The galleries that she created in Bonn, with wall-lamps, velvet ribbons and purple painted walls, don't really work, maybe because the space is too big and the presentation, with her rather small paintings, a little too purist. But still, there is something around her work, an atmosphere of fragility, that I cannot resist. The show is up through Sept. 24.

Us and Them in Cologne
As for Cologne, the country's purported contemporary art capital, the city seems to be in a late summer sleep when you look for art. But "Us and Them," an exhibition of 200 photo portraits by Helmut Newton and Alice Springs at the Josef-Haubrich-Kunsthalle, may well be the most entertaining show in town. This very personal installation gives a sensitive insight into their life story and relationship, which has now lasted for 50 years.

She portrayed him, he portrayed her and they did a lot of self-portraits -- but the exhibition also makes the difference in their respective styles obvious by showing portraits they both did of the same people. These doubly portrayed subjects include Monaco's princess Caroline, actresses Jane Birkin, Charlotte Rampling and Catherine Deneuve, celebrity socialite Tina Chow, the late couturier Gianni Versace and others.

While Alice Springs came to photography later, after having been a painter and an actress, Newton has of course devoted his entire life to the craft. "I can see the truth and simplicity in the portraits of Alice Springs," he writes in the catalogue. "As for myself, I recognize the manipulation and editorializing in my photographs."

Such may also be true for visitors to this remarkable presentation, which has a pronounced humanity, though Newton's view is rather artificial. People pose for him and make a performance, while Alice Springs just looks at them and lets them be what they are or what they want to be. The show closes Sept. 25.

British video art, Günter Umberg
The Ludwig Museum, which will soon be directed by Frankfurt curator Kasper König, presents -- besides a show of Günter Umberg's monochrome paintings in dialogue with works by Warhol, Flavin, Polke, Kelly, Johns, Ryman and others -- an exhibition of new video from Britain. "Black Box Recorder," as it is titled, is roughly installed in the museum basement in a small dark room with four monitors and six chairs.

The eye wanders from one screen to the next, zapping between Douglas Gordon's Blue, a video where hands play with each other in a rather erotic way, and Marc Dean's tape Goin' Back (The Birds/The Byrds), an endlessly repeated short scene from Hitchcock's The Birds accompanied by a lyrical progression from the song Goin' Back by the rock group The Byrds.

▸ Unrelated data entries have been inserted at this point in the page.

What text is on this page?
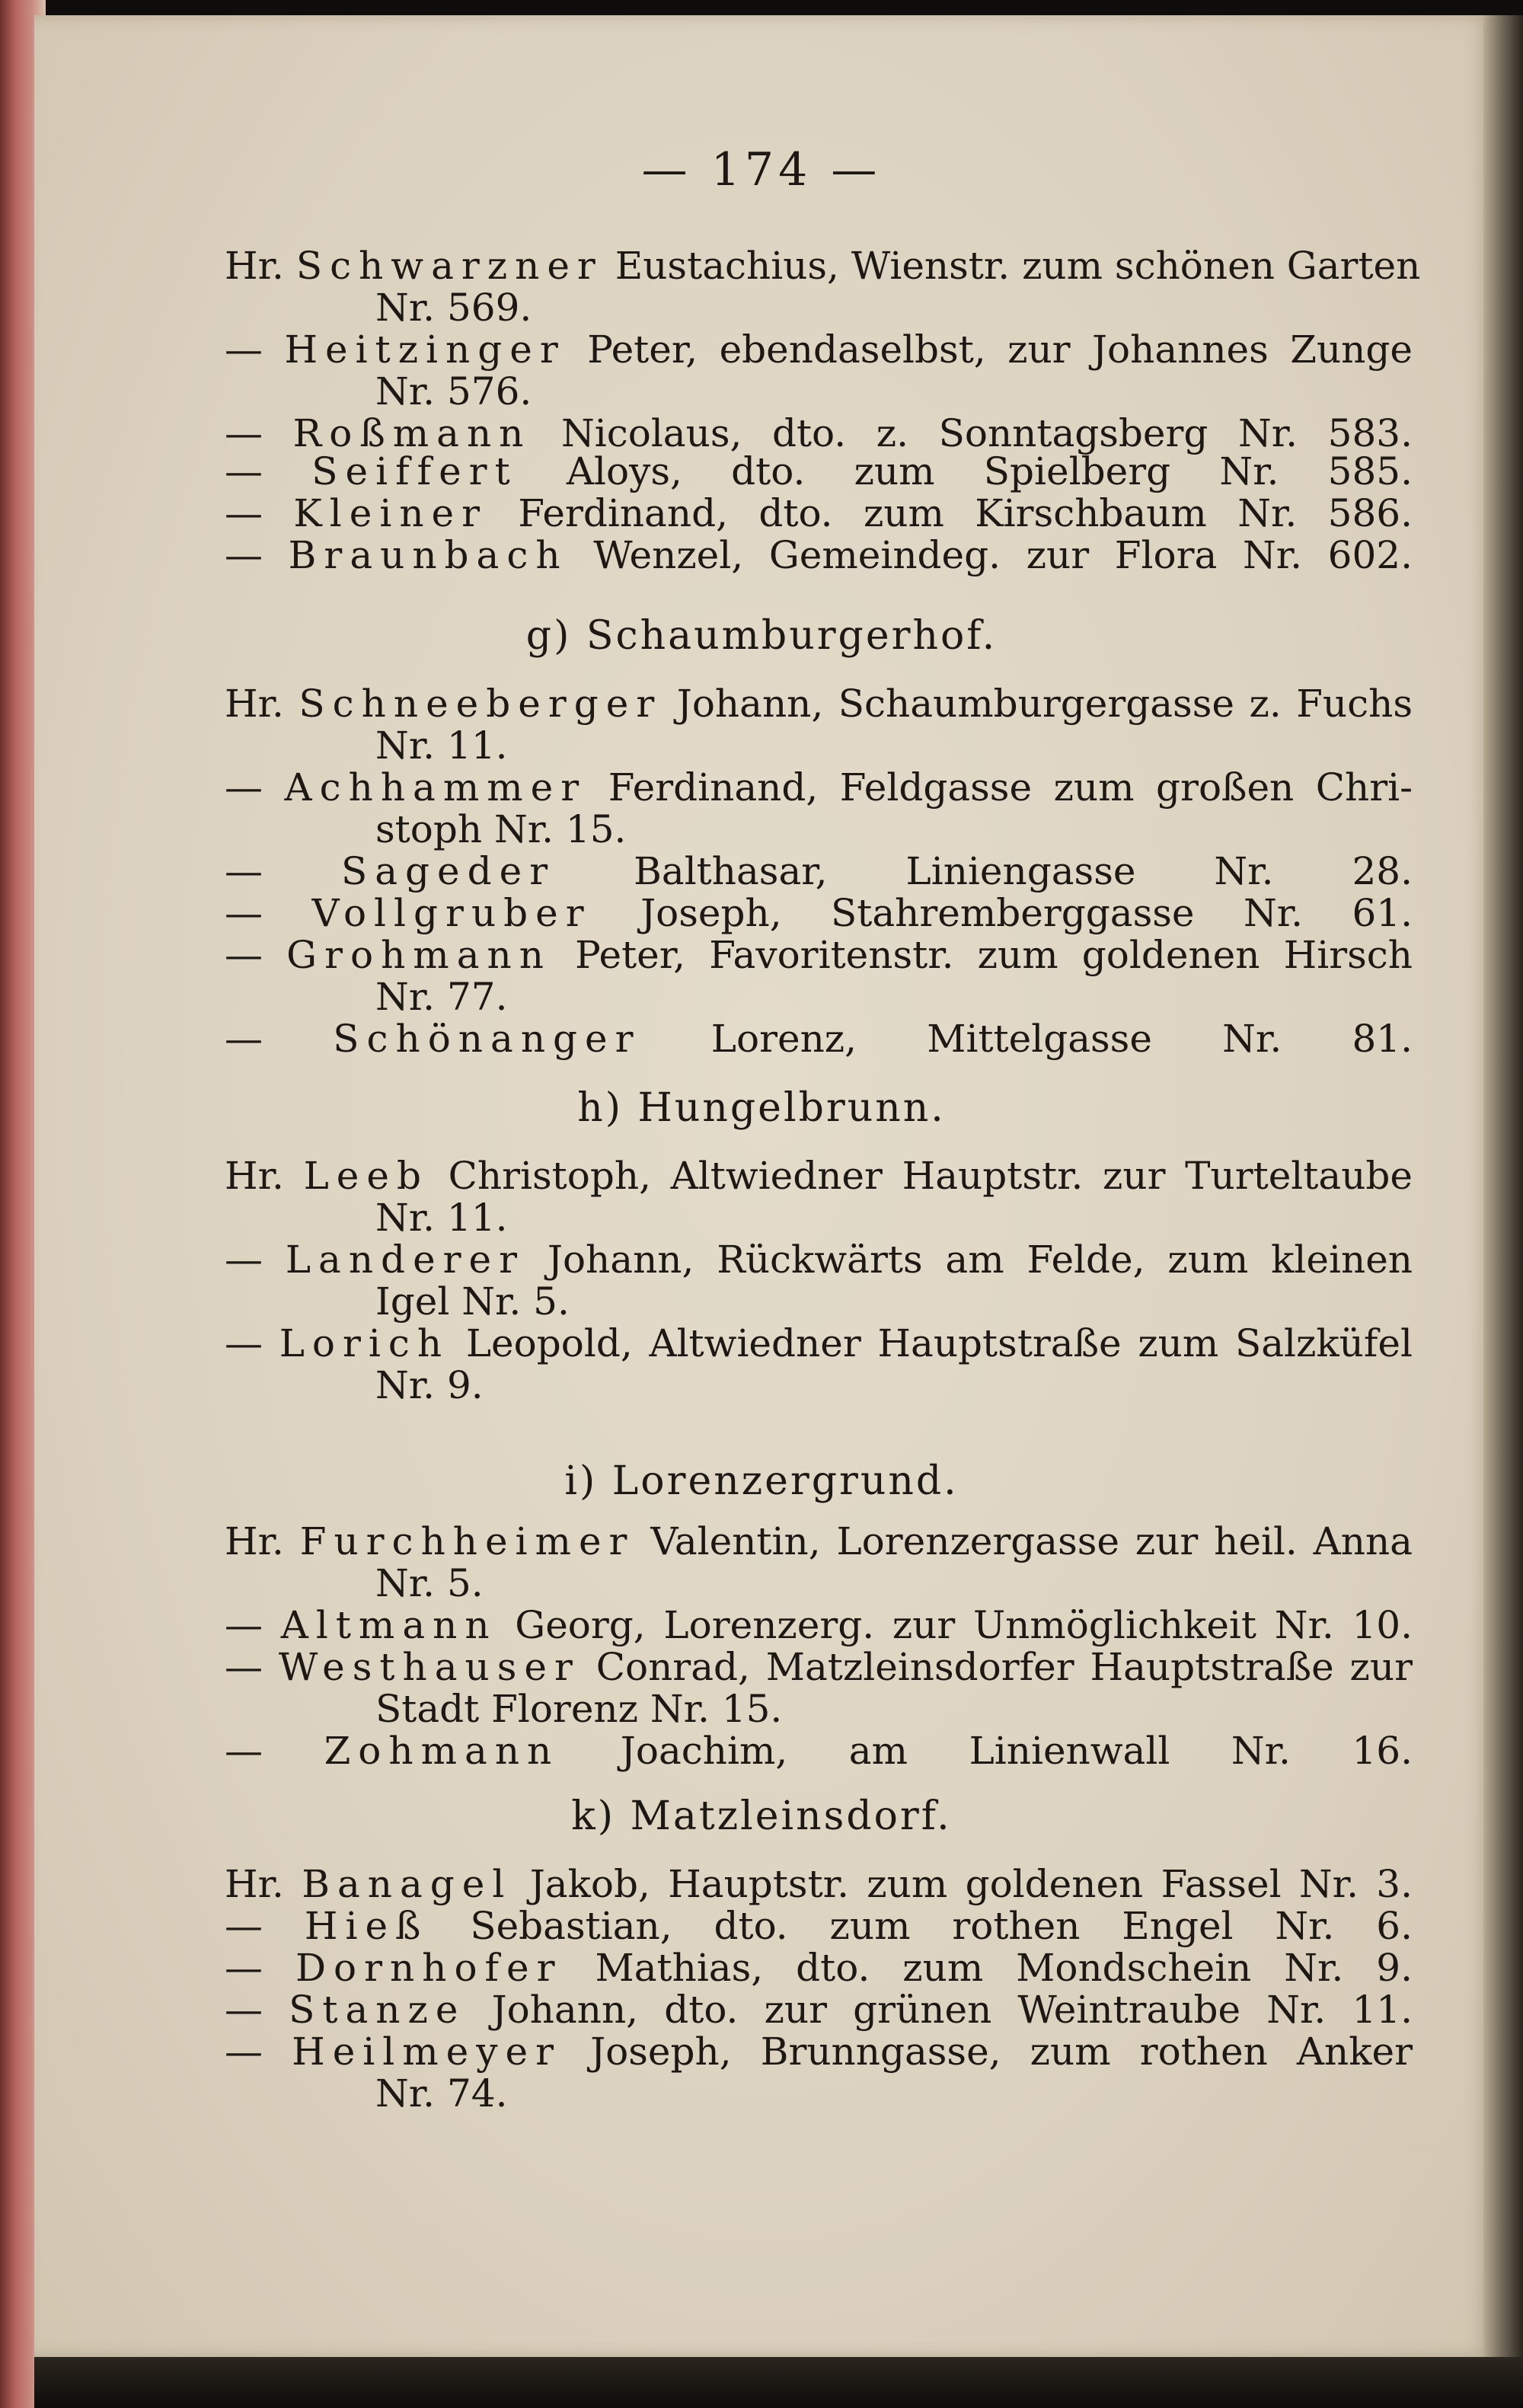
— 174 —
Hr. Schwarzner Eustachius, Wienstr. zum schönen Garten
Nr. 569.
— Heitzinger Peter, ebendaselbst, zur Johannes Zunge
Nr. 576.
— Roßmann Nicolaus, dto. z. Sonntagsberg Nr. 583.
— Seiffert Aloys, dto. zum Spielberg Nr. 585.
— Kleiner Ferdinand, dto. zum Kirschbaum Nr. 586.
— Braunbach Wenzel, Gemeindeg. zur Flora Nr. 602.
g) Schaumburgerhof.
Hr. Schneeberger Johann, Schaumburgergasse z. Fuchs
Nr. 11.
— Achhammer Ferdinand, Feldgasse zum großen Chri-
stoph Nr. 15.
— Sageder Balthasar, Liniengasse Nr. 28.
— Vollgruber Joseph, Stahremberggasse Nr. 61.
— Grohmann Peter, Favoritenstr. zum goldenen Hirsch
Nr. 77.
— Schönanger Lorenz, Mittelgasse Nr. 81.
h) Hungelbrunn.
Hr. Leeb Christoph, Altwiedner Hauptstr. zur Turteltaube
Nr. 11.
— Landerer Johann, Rückwärts am Felde, zum kleinen
Igel Nr. 5.
— Lorich Leopold, Altwiedner Hauptstraße zum Salzküfel
Nr. 9.
i) Lorenzergrund.
Hr. Furchheimer Valentin, Lorenzergasse zur heil. Anna
Nr. 5.
— Altmann Georg, Lorenzerg. zur Unmöglichkeit Nr. 10.
— Westhauser Conrad, Matzleinsdorfer Hauptstraße zur
Stadt Florenz Nr. 15.
— Zohmann Joachim, am Linienwall Nr. 16.
k) Matzleinsdorf.
Hr. Banagel Jakob, Hauptstr. zum goldenen Fassel Nr. 3.
— Hieß Sebastian, dto. zum rothen Engel Nr. 6.
— Dornhofer Mathias, dto. zum Mondschein Nr. 9.
— Stanze Johann, dto. zur grünen Weintraube Nr. 11.
— Heilmeyer Joseph, Brunngasse, zum rothen Anker
Nr. 74.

Those with enough patience can possibly see interesting works by 12 artists from Great Britain, born between 1956 and 1968, including Roderick Buchanan, Sarah Dobai, Christina Mackie and Ross Sinclair, through Sept. 20.

Lawrence Weiner, Cildo Meireles
We started on an island of color in Bonn and now finish on a wonderful island of emptiness and strength at the Kölner Kunstverein, where the American conceptual artist Lawrence Weiner wrote the sentence "As far as the eye can see" -- a work from 1988 -- in capital letters on the two far opposite walls of the 500 square meter exhibition space. The gallery is flooded with daylight, and between the two statements is an energy of thought and contemplation.

In the middle of the room is a nearly invisible but very strong work by the Brazilian artist Cildo Meireles. His tiny The Southern Cross (1969-70) is a cube that measures nine millimeters on an edge -- its surfaces are barely as large as a fingernail -- composed of two different types of wood (pine and oak). There is much power in this space.

The show runs through Oct. 1, and goes on view at the Kunstverein Heilbronn, Oct. 7-Nov. 26.

BARBARA WEIDLE is an art historian and curator who lives in Bonn and Berlin.